13.05.2026
5 min.
Wie gross ist die Schweiz eigentlich? Diese scheinbar einfache Frage lässt sich wunderbar im Schulzimmer beantworten. Oder man steigt gleich mit Sack und Pack in den Zug und erlebt es live. Genau dies taten die 5./6. Klässler vom Schulhaus Auholz Anfang Mai 2026.
Über mehrere Wochen hatten die Schülerinnen und Schüler viele Besonderheiten über die Schweiz gelernt. Was eignet sich da besser, als das Gelernte mit einer Schulreise zu festigen? Als die Lehrpersonen den Kindern den Reiseplan auf der Schweizerkarte zeigten, kam sofort Jubel auf. Und der Mann am SBB-Schalter konnte sich kaum erholen; noch nie hatte er eine solche Schulreise gebucht!
Mit prall gefüllten Rucksäcken und (trotz früher Morgenstunde) erstaunlich guter Laune brach die Klasse schliesslich am 8. Mai 2026 nach St.Gallen auf. Von dort ging es mit dem Zug weiter nach Arth‑Goldau. Bereits hier wurde klar: Die Schweiz ist zwar klein, aber sie hat es in sich, vor allem, wenn man sie an einem einzigen Tag zu einem guten Teil durchqueren will.
Hoch hinaus auf die Rigi
In Arth‑Goldau wartete mit der Zahnradbahn zur Rigi das erste Highlight. Kaum oben angekommen, öffnete sich vor der Klasse ein Panorama, das selbst gestandene Postkarten neidisch machen würde. Vor der Kulisse zum Zugersee wurde es dann kurz feierlich: Die Kinder sangen gemeinsam die Schweizer Landeshymne, die im Schulzimmer eingeübt worden war. Anschliessend ging es mit der Zahnradbahn weiter nach Vitznau. Die Beine waren noch frisch, die Augen gross, und der Tag hatte noch viel vor.

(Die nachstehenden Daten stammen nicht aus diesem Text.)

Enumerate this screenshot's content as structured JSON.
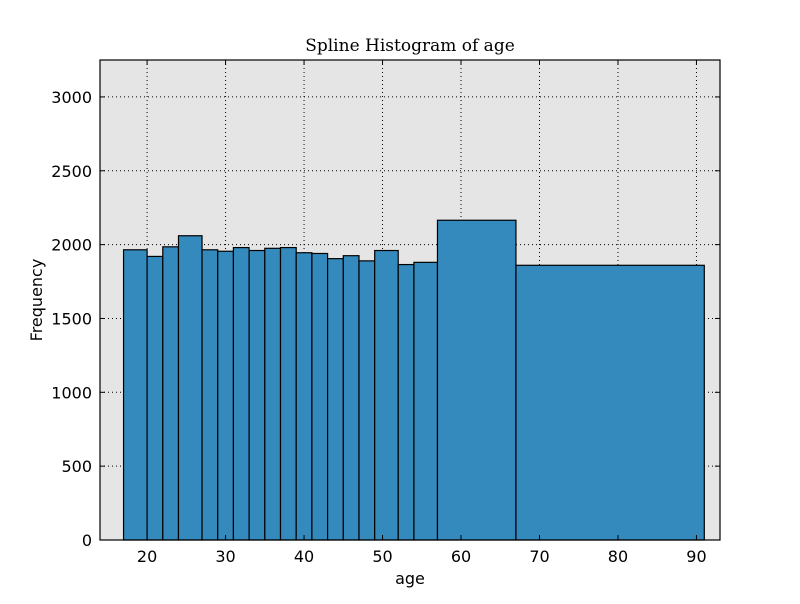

Schiff ahoi und Brückenromantik
In Vitznau wechselte die Klasse das Verkehrsmittel. Mit dem Schiff gondelte die Gruppe gemütlich nach Luzern. Eine willkommene Pause, um durchzuatmen, zu staunen und festzustellen, dass Wasser auch sehr entspannend sein kann. In Luzern standen mit der Kapellbrücke und der Museggmauer zwei Klassiker auf dem Programm. Mehr Zeit blieb nicht, denn schon ging es weiter nach Bern.
Hauptstadtluft schnuppern
In der Bundesstadt durfte das obligatorische Foto vor dem Bundeshaus natürlich nicht fehlen. Auch der Zytgloggeturm wurde aus nächster Nähe bestaunt und bewies eindrücklich, dass Zeitmessung früher ganz ohne Smartphone funktionierte. Nach so viel Geschichte und Politik führte die Reise weiter nach Zürich. Ein kurzer Abstecher an den Limmatquai reichte, um Grossstadtluft zu schnuppern, bevor sich der Kreis Richtung Heimat schloss.
Müde Beine, leuchtende Augen
Am Ende des Tages waren die Kinder müde. Sehr müde. Aber mindestens genauso begeistert. Die «Schweiz in einem Tag» hatte gehalten, was sie versprach. Distanzen wurden spürbar, Sehenswürdigkeiten lebendig und das Schulbuch bekam plötzlich ganz reale Gesichter, Berge, Seen und Städte. Eine Schulreise, die nicht nur geografisches Wissen vermittelte, sondern Erinnerungen schuf, die garantiert länger halten als jeder Zugfahrplan!